Carole Delga a apporté son soutien à Raphaël Glucksmann, ce jeudi 27 août, à un peu plus d’un mois du début des primaires de la gauche socialiste et démocratique. La présidente de la région Occitanie estime que le chef de Place publique est le “meilleur candidat à gauche” pour gagner.
La présidente socialiste de la région Occitanie Carole Delga a officialisé jeudi son soutien à Raphaël Glucksmann dans la primaire pour déterminer le candidat de l’espace social-démocrate à la présidentielle.

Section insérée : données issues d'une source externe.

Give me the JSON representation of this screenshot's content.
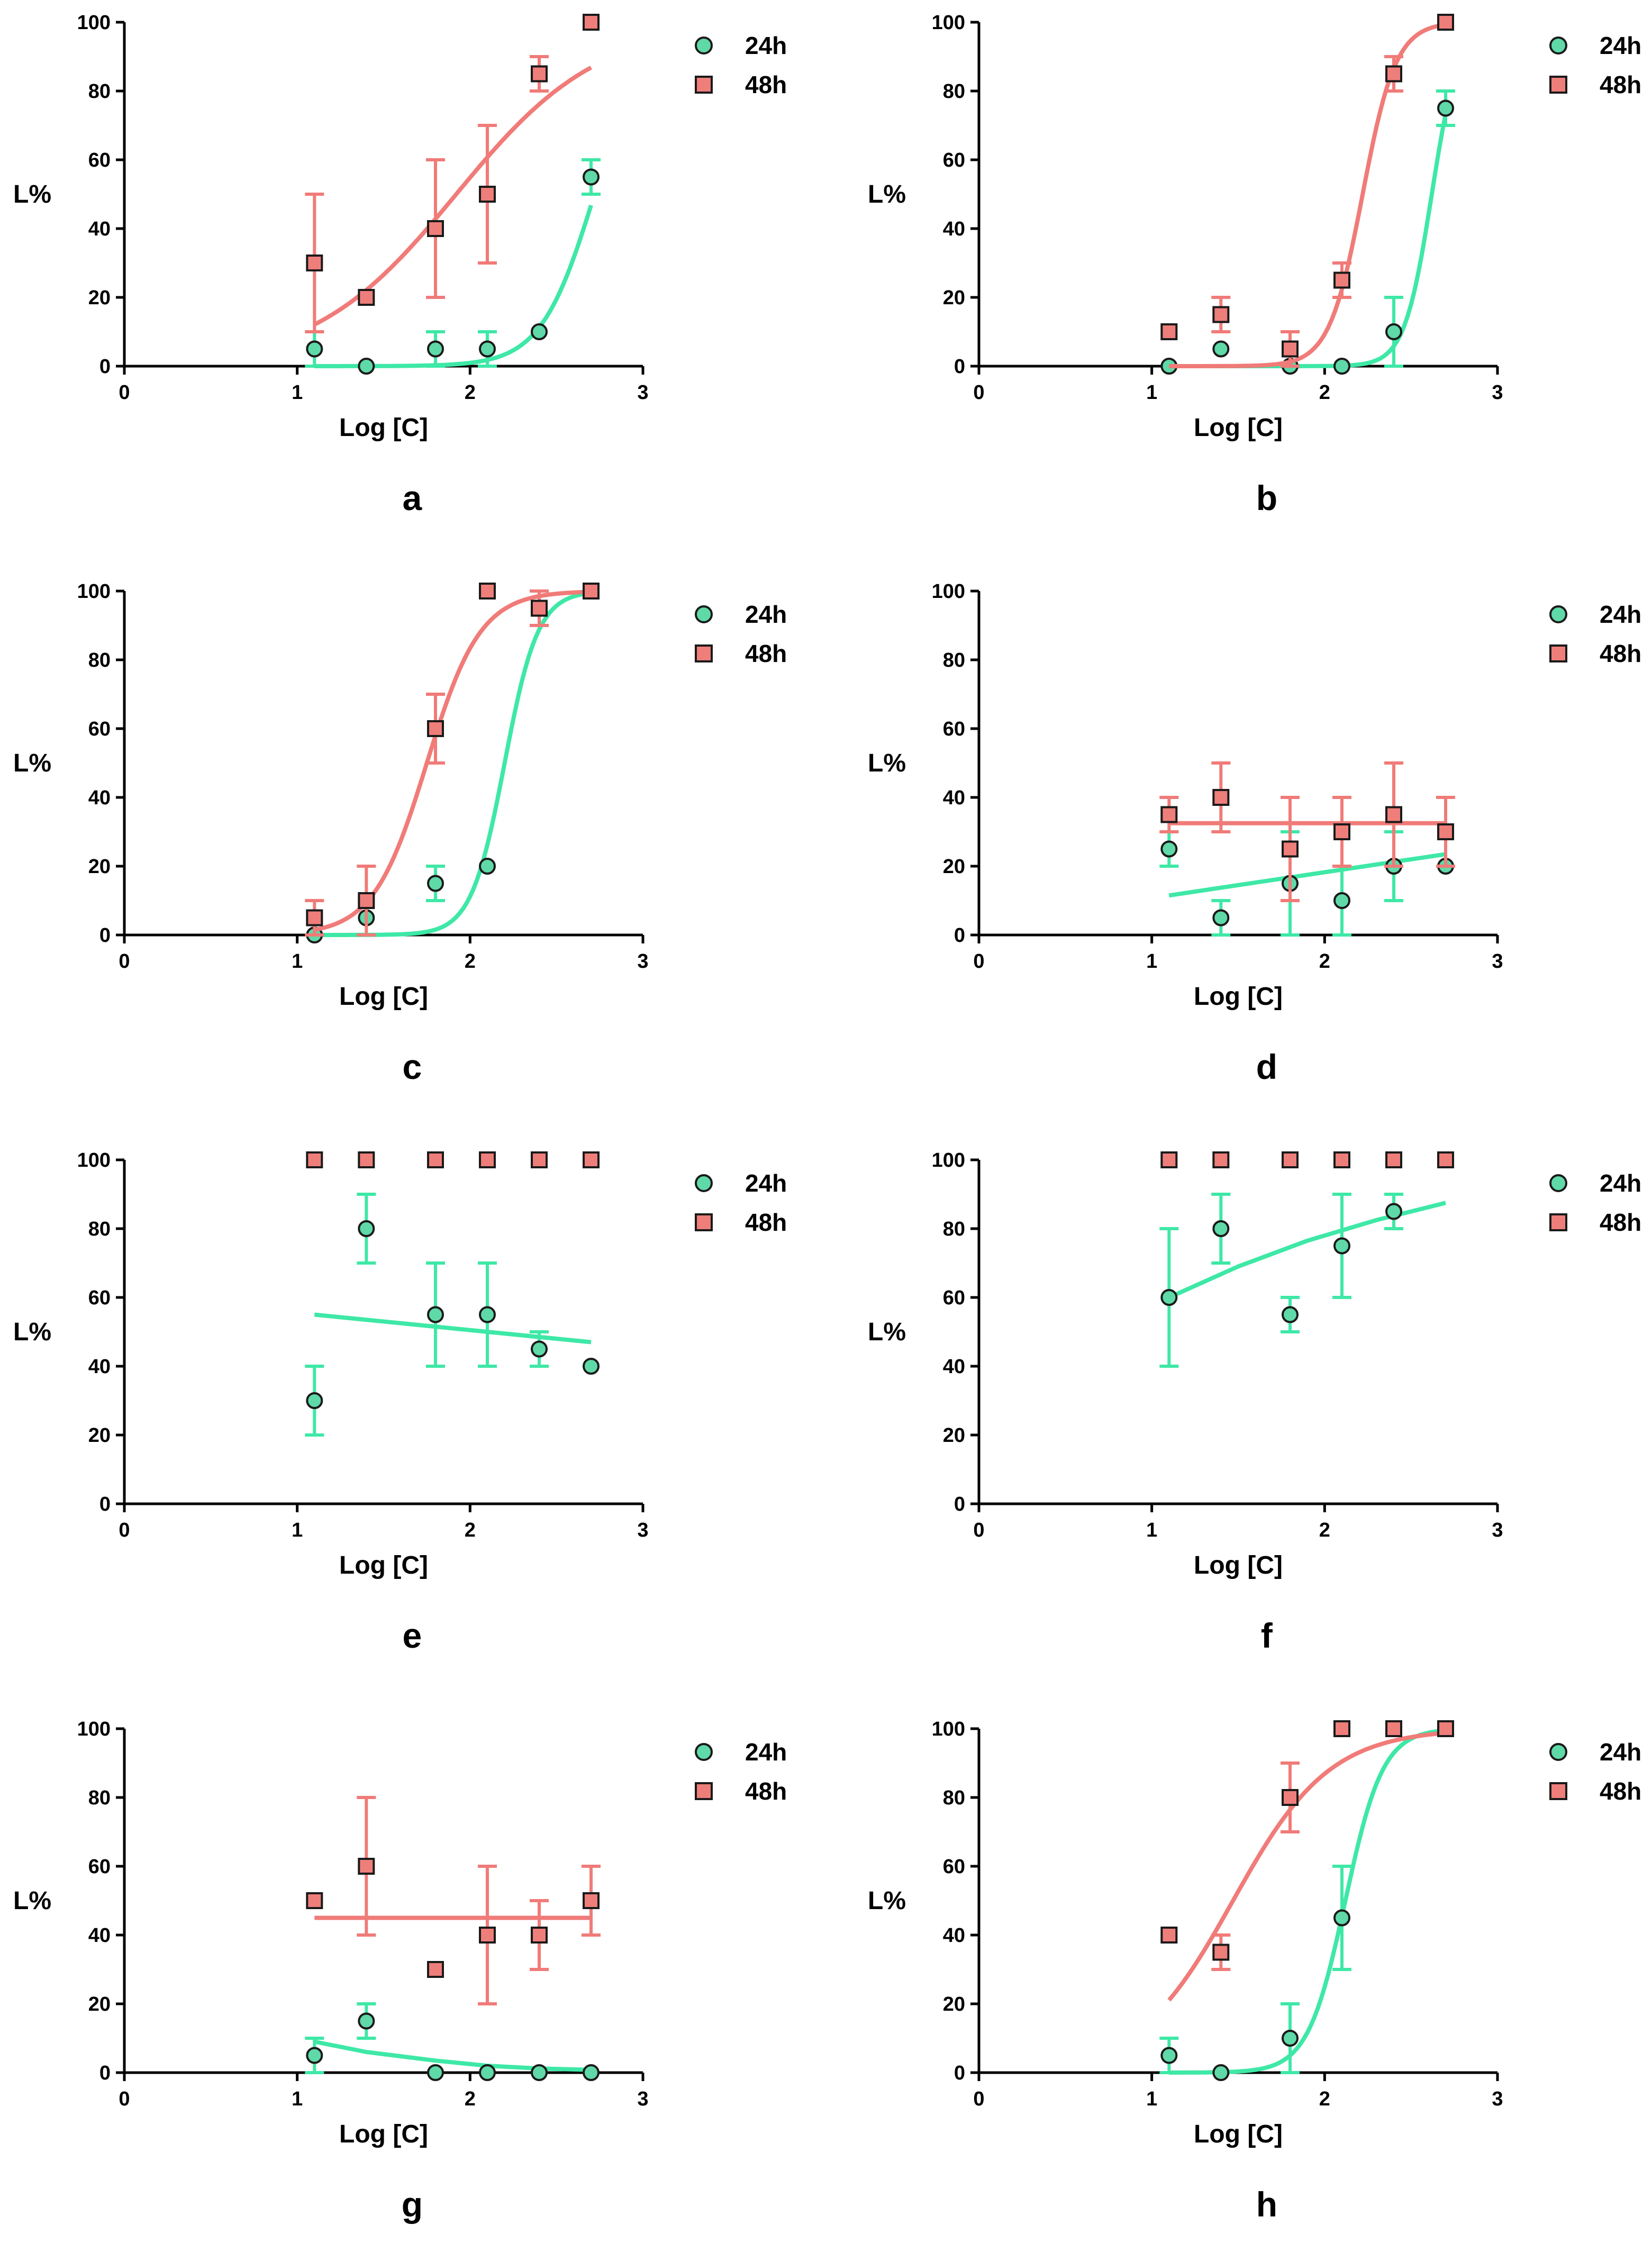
{
  "colors": {
    "s24": "#3ee8a6",
    "s48": "#f07b78",
    "marker_s24": "#5fd9a8",
    "marker_s48": "#ee7e7a",
    "axis": "#000000"
  },
  "chart_data": [
    {
      "panel": "a",
      "type": "scatter",
      "xlabel": "Log [C]",
      "ylabel": "L%",
      "xlim": [
        0,
        3
      ],
      "ylim": [
        0,
        100
      ],
      "xticks": [
        "0",
        "1",
        "2",
        "3"
      ],
      "yticks": [
        "0",
        "20",
        "40",
        "60",
        "80",
        "100"
      ],
      "legend": [
        "24h",
        "48h"
      ],
      "series": [
        {
          "name": "24h",
          "x": [
            1.1,
            1.4,
            1.8,
            2.1,
            2.4,
            2.7
          ],
          "y": [
            5,
            0,
            5,
            5,
            10,
            55
          ],
          "err": [
            5,
            0,
            5,
            5,
            0,
            5
          ],
          "fit": {
            "kind": "sigmoid",
            "bottom": 0,
            "top": 100,
            "ec50": 2.72,
            "hill": 2.8
          }
        },
        {
          "name": "48h",
          "x": [
            1.1,
            1.4,
            1.8,
            2.1,
            2.4,
            2.7
          ],
          "y": [
            30,
            20,
            40,
            50,
            85,
            100
          ],
          "err": [
            20,
            0,
            20,
            20,
            5,
            0
          ],
          "fit": {
            "kind": "sigmoid",
            "bottom": 0,
            "top": 100,
            "ec50": 1.92,
            "hill": 1.05
          }
        }
      ]
    },
    {
      "panel": "b",
      "type": "scatter",
      "xlabel": "Log [C]",
      "ylabel": "L%",
      "xlim": [
        0,
        3
      ],
      "ylim": [
        0,
        100
      ],
      "xticks": [
        "0",
        "1",
        "2",
        "3"
      ],
      "yticks": [
        "0",
        "20",
        "40",
        "60",
        "80",
        "100"
      ],
      "legend": [
        "24h",
        "48h"
      ],
      "series": [
        {
          "name": "24h",
          "x": [
            1.1,
            1.4,
            1.8,
            2.1,
            2.4,
            2.7
          ],
          "y": [
            0,
            5,
            0,
            0,
            10,
            75
          ],
          "err": [
            0,
            0,
            0,
            0,
            10,
            5
          ],
          "fit": {
            "kind": "sigmoid",
            "bottom": 0,
            "top": 100,
            "ec50": 2.62,
            "hill": 5.5
          }
        },
        {
          "name": "48h",
          "x": [
            1.1,
            1.4,
            1.8,
            2.1,
            2.4,
            2.7
          ],
          "y": [
            10,
            15,
            5,
            25,
            85,
            100
          ],
          "err": [
            0,
            5,
            5,
            5,
            5,
            0
          ],
          "fit": {
            "kind": "sigmoid",
            "bottom": 0,
            "top": 100,
            "ec50": 2.22,
            "hill": 4.5
          }
        }
      ]
    },
    {
      "panel": "c",
      "type": "scatter",
      "xlabel": "Log [C]",
      "ylabel": "L%",
      "xlim": [
        0,
        3
      ],
      "ylim": [
        0,
        100
      ],
      "xticks": [
        "0",
        "1",
        "2",
        "3"
      ],
      "yticks": [
        "0",
        "20",
        "40",
        "60",
        "80",
        "100"
      ],
      "legend": [
        "24h",
        "48h"
      ],
      "series": [
        {
          "name": "24h",
          "x": [
            1.1,
            1.4,
            1.8,
            2.1,
            2.4,
            2.7
          ],
          "y": [
            0,
            5,
            15,
            20,
            95,
            100
          ],
          "err": [
            0,
            0,
            5,
            0,
            5,
            0
          ],
          "fit": {
            "kind": "sigmoid",
            "bottom": 0,
            "top": 100,
            "ec50": 2.2,
            "hill": 4.5
          }
        },
        {
          "name": "48h",
          "x": [
            1.1,
            1.4,
            1.8,
            2.1,
            2.4,
            2.7
          ],
          "y": [
            5,
            10,
            60,
            100,
            95,
            100
          ],
          "err": [
            5,
            10,
            10,
            0,
            5,
            0
          ],
          "fit": {
            "kind": "sigmoid",
            "bottom": 0,
            "top": 100,
            "ec50": 1.75,
            "hill": 2.8
          }
        }
      ]
    },
    {
      "panel": "d",
      "type": "scatter",
      "xlabel": "Log [C]",
      "ylabel": "L%",
      "xlim": [
        0,
        3
      ],
      "ylim": [
        0,
        100
      ],
      "xticks": [
        "0",
        "1",
        "2",
        "3"
      ],
      "yticks": [
        "0",
        "20",
        "40",
        "60",
        "80",
        "100"
      ],
      "legend": [
        "24h",
        "48h"
      ],
      "series": [
        {
          "name": "24h",
          "x": [
            1.1,
            1.4,
            1.8,
            2.1,
            2.4,
            2.7
          ],
          "y": [
            25,
            5,
            15,
            10,
            20,
            20
          ],
          "err": [
            5,
            5,
            15,
            10,
            10,
            0
          ],
          "fit": {
            "kind": "linear",
            "x0": 1.1,
            "y0": 11.5,
            "x1": 2.7,
            "y1": 23.5
          }
        },
        {
          "name": "48h",
          "x": [
            1.1,
            1.4,
            1.8,
            2.1,
            2.4,
            2.7
          ],
          "y": [
            35,
            40,
            25,
            30,
            35,
            30
          ],
          "err": [
            5,
            10,
            15,
            10,
            15,
            10
          ],
          "fit": {
            "kind": "linear",
            "x0": 1.1,
            "y0": 32.5,
            "x1": 2.7,
            "y1": 32.5
          }
        }
      ]
    },
    {
      "panel": "e",
      "type": "scatter",
      "xlabel": "Log [C]",
      "ylabel": "L%",
      "xlim": [
        0,
        3
      ],
      "ylim": [
        0,
        100
      ],
      "xticks": [
        "0",
        "1",
        "2",
        "3"
      ],
      "yticks": [
        "0",
        "20",
        "40",
        "60",
        "80",
        "100"
      ],
      "legend": [
        "24h",
        "48h"
      ],
      "series": [
        {
          "name": "24h",
          "x": [
            1.1,
            1.4,
            1.8,
            2.1,
            2.4,
            2.7
          ],
          "y": [
            30,
            80,
            55,
            55,
            45,
            40
          ],
          "err": [
            10,
            10,
            15,
            15,
            5,
            0
          ],
          "fit": {
            "kind": "linear",
            "x0": 1.1,
            "y0": 55,
            "x1": 2.7,
            "y1": 47
          }
        },
        {
          "name": "48h",
          "x": [
            1.1,
            1.4,
            1.8,
            2.1,
            2.4,
            2.7
          ],
          "y": [
            100,
            100,
            100,
            100,
            100,
            100
          ],
          "err": [
            0,
            0,
            0,
            0,
            0,
            0
          ],
          "fit": null
        }
      ]
    },
    {
      "panel": "f",
      "type": "scatter",
      "xlabel": "Log [C]",
      "ylabel": "L%",
      "xlim": [
        0,
        3
      ],
      "ylim": [
        0,
        100
      ],
      "xticks": [
        "0",
        "1",
        "2",
        "3"
      ],
      "yticks": [
        "0",
        "20",
        "40",
        "60",
        "80",
        "100"
      ],
      "legend": [
        "24h",
        "48h"
      ],
      "series": [
        {
          "name": "24h",
          "x": [
            1.1,
            1.4,
            1.8,
            2.1,
            2.4
          ],
          "y": [
            60,
            80,
            55,
            75,
            85
          ],
          "err": [
            20,
            10,
            5,
            15,
            5
          ],
          "fit": {
            "kind": "points",
            "x": [
              1.1,
              1.5,
              1.9,
              2.3,
              2.7
            ],
            "y": [
              60,
              69,
              76.5,
              82.5,
              87.5
            ]
          }
        },
        {
          "name": "48h",
          "x": [
            1.1,
            1.4,
            1.8,
            2.1,
            2.4,
            2.7
          ],
          "y": [
            100,
            100,
            100,
            100,
            100,
            100
          ],
          "err": [
            0,
            0,
            0,
            0,
            0,
            0
          ],
          "fit": null
        }
      ]
    },
    {
      "panel": "g",
      "type": "scatter",
      "xlabel": "Log [C]",
      "ylabel": "L%",
      "xlim": [
        0,
        3
      ],
      "ylim": [
        0,
        100
      ],
      "xticks": [
        "0",
        "1",
        "2",
        "3"
      ],
      "yticks": [
        "0",
        "20",
        "40",
        "60",
        "80",
        "100"
      ],
      "legend": [
        "24h",
        "48h"
      ],
      "series": [
        {
          "name": "24h",
          "x": [
            1.1,
            1.4,
            1.8,
            2.1,
            2.4,
            2.7
          ],
          "y": [
            5,
            15,
            0,
            0,
            0,
            0
          ],
          "err": [
            5,
            5,
            0,
            0,
            0,
            0
          ],
          "fit": {
            "kind": "points",
            "x": [
              1.1,
              1.4,
              1.8,
              2.1,
              2.4,
              2.7
            ],
            "y": [
              9,
              6,
              3.5,
              2,
              1.2,
              0.8
            ]
          }
        },
        {
          "name": "48h",
          "x": [
            1.1,
            1.4,
            1.8,
            2.1,
            2.4,
            2.7
          ],
          "y": [
            50,
            60,
            30,
            40,
            40,
            50
          ],
          "err": [
            0,
            20,
            0,
            20,
            10,
            10
          ],
          "fit": {
            "kind": "linear",
            "x0": 1.1,
            "y0": 45,
            "x1": 2.7,
            "y1": 45
          }
        }
      ]
    },
    {
      "panel": "h",
      "type": "scatter",
      "xlabel": "Log [C]",
      "ylabel": "L%",
      "xlim": [
        0,
        3
      ],
      "ylim": [
        0,
        100
      ],
      "xticks": [
        "0",
        "1",
        "2",
        "3"
      ],
      "yticks": [
        "0",
        "20",
        "40",
        "60",
        "80",
        "100"
      ],
      "legend": [
        "24h",
        "48h"
      ],
      "series": [
        {
          "name": "24h",
          "x": [
            1.1,
            1.4,
            1.8,
            2.1,
            2.4,
            2.7
          ],
          "y": [
            5,
            0,
            10,
            45,
            100,
            100
          ],
          "err": [
            5,
            0,
            10,
            15,
            0,
            0
          ],
          "fit": {
            "kind": "sigmoid",
            "bottom": 0,
            "top": 100,
            "ec50": 2.12,
            "hill": 4.0
          }
        },
        {
          "name": "48h",
          "x": [
            1.1,
            1.4,
            1.8,
            2.1,
            2.4,
            2.7
          ],
          "y": [
            40,
            35,
            80,
            100,
            100,
            100
          ],
          "err": [
            0,
            5,
            10,
            0,
            0,
            0
          ],
          "fit": {
            "kind": "sigmoid",
            "bottom": 0,
            "top": 100,
            "ec50": 1.47,
            "hill": 1.55
          }
        }
      ]
    }
  ]
}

“C’est le meilleur candidat à gauche pour gagner, pour bâtir une France forte dans une Europe souveraine, mais aussi pour changer ce pays où il y a trop d’inégalités”, a déclaré Carole Delga sur TF1.
??️ “Je soutiens Raphaël Glucksmann, évidemment, parce que c’est le meilleur candidat à gauche pour gagner” : @CaroleDelga #FaceÀAlbaVentura cc @VenturaAlba ⬇️ pic.twitter.com/pqBEMmiwga
— TF1Info (@TF1Info) August 27, 2026
“Il y aura une action juste avec Raphaël Glucksmann dans ces deux premières mesures qu’il a annoncées. Le travail doit payer et donc on doit avoir une augmentation des salaires. Et l’Éducation nationale doit avoir les moyens pour qu’un enfant, quelle que soit sa couleur de peau, quelles que soient ses origines sociales, puisse rêver en grand et puisse choisir son destin”, a-t-elle justifié.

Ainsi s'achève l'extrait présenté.